A luz do sol da tarde estava cortando através de frestas nas nuvens pesadas enquanto Simon voltava para o bastião interior. À primeira vista, parecia estar enrolando e boquiaberto, um garoto alto, desajeitado e ruivo com roupas cobertas de poeira. Por dentro, estava tomado por pensamentos estranhos, uma colmeia de desejos zumbindo e murmurando.

“Olhe para este castelo.” pensou... Velho e morto, pedra pressionada sobre pedra sem vida, uma pilha de rochas habitada por criaturas de mente pequena. Porém já tinha sido diferente. Grandes acontecimentos ocorreram aqui. Trompas soaram, espadas brilharam, grandes exércitos se chocaram uns contra os outros e ricochetearam como as ondas do Kynslagh batendo contra o muro. Centenas de anos transcorreram, contudo parecia a Simon que agora tudo isso havia ocorrido apenas para ele, enquanto o povo lerdo e estúpido que dividia o castelo com ele passava rastejando, pensando em nada além da próxima refeição e um cochilo logo depois.

“Idiotas.”

Quando passou pelo portão traseiro, um brilho chamou sua atenção, atraindo-o para a passarela distante que circundava a Torre de Hjeldin. Uma garota estava lá, brilhante e pequena como uma joia, seu vestido verde e cabelo dourado abraçando o raio de sol como se tivesse caído do céu apenas para ela. Simon não conseguia ver o seu rosto, no entanto de alguma forma tinha certeza de que era linda... Linda e misericordiosa como a imagem da Imaculada Elisia que havia na capela.

Por um momento, aquele lampejo verde e dourado o acendeu como uma faísca em madeira seca. Sentiu todo o incômodo e ressentimento que carregava desaparecer, esfumando em um instante. Sentia-se tão leve e flutuante quanto a pena de um cisne, presa de qualquer brisa que pudesse levá-lo para longe, pudesse levá-lo até aquele brilho dourado.
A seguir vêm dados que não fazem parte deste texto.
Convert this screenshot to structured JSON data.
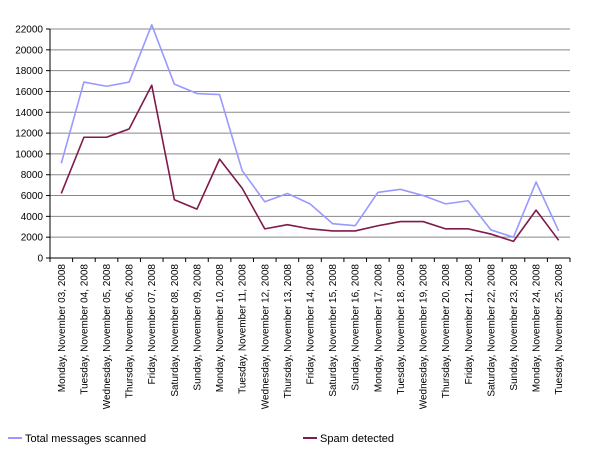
{
  "chart_data": {
    "type": "line",
    "categories": [
      "Monday, November 03, 2008",
      "Tuesday, November 04, 2008",
      "Wednesday, November 05, 2008",
      "Thursday, November 06, 2008",
      "Friday, November 07, 2008",
      "Saturday, November 08, 2008",
      "Sunday, November 09, 2008",
      "Monday, November 10, 2008",
      "Tuesday, November 11, 2008",
      "Wednesday, November 12, 2008",
      "Thursday, November 13, 2008",
      "Friday, November 14, 2008",
      "Saturday, November 15, 2008",
      "Sunday, November 16, 2008",
      "Monday, November 17, 2008",
      "Tuesday, November 18, 2008",
      "Wednesday, November 19, 2008",
      "Thursday, November 20, 2008",
      "Friday, November 21, 2008",
      "Saturday, November 22, 2008",
      "Sunday, November 23, 2008",
      "Monday, November 24, 2008",
      "Tuesday, November 25, 2008"
    ],
    "series": [
      {
        "name": "Total messages scanned",
        "color": "#9999ff",
        "values": [
          9100,
          16900,
          16500,
          16900,
          22400,
          16700,
          15800,
          15700,
          8400,
          5400,
          6200,
          5200,
          3300,
          3100,
          6300,
          6600,
          6000,
          5200,
          5500,
          2700,
          2000,
          7300,
          2600
        ]
      },
      {
        "name": "Spam detected",
        "color": "#7f1a4a",
        "values": [
          6200,
          11600,
          11600,
          12400,
          16600,
          5600,
          4700,
          9500,
          6700,
          2800,
          3200,
          2800,
          2600,
          2600,
          3100,
          3500,
          3500,
          2800,
          2800,
          2300,
          1600,
          4600,
          1700
        ]
      }
    ],
    "ylim": [
      0,
      22000
    ],
    "yticks": [
      0,
      2000,
      4000,
      6000,
      8000,
      10000,
      12000,
      14000,
      16000,
      18000,
      20000,
      22000
    ],
    "grid": true,
    "grid_color": "#888888",
    "legend_position": "bottom",
    "title": "",
    "xlabel": "",
    "ylabel": ""
  }
}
Desviou o olhar da maravilhosa garota sem rosto, para suas próprias vestes esfarrapadas. Raquel o esperava, e seu jantar tinha esfriado. Um peso indefinível voltou a tomar seu assento habitual, dobrando seu pescoço e deixando seus ombros caídos enquanto caminhava em direção aos aposentos dos criados.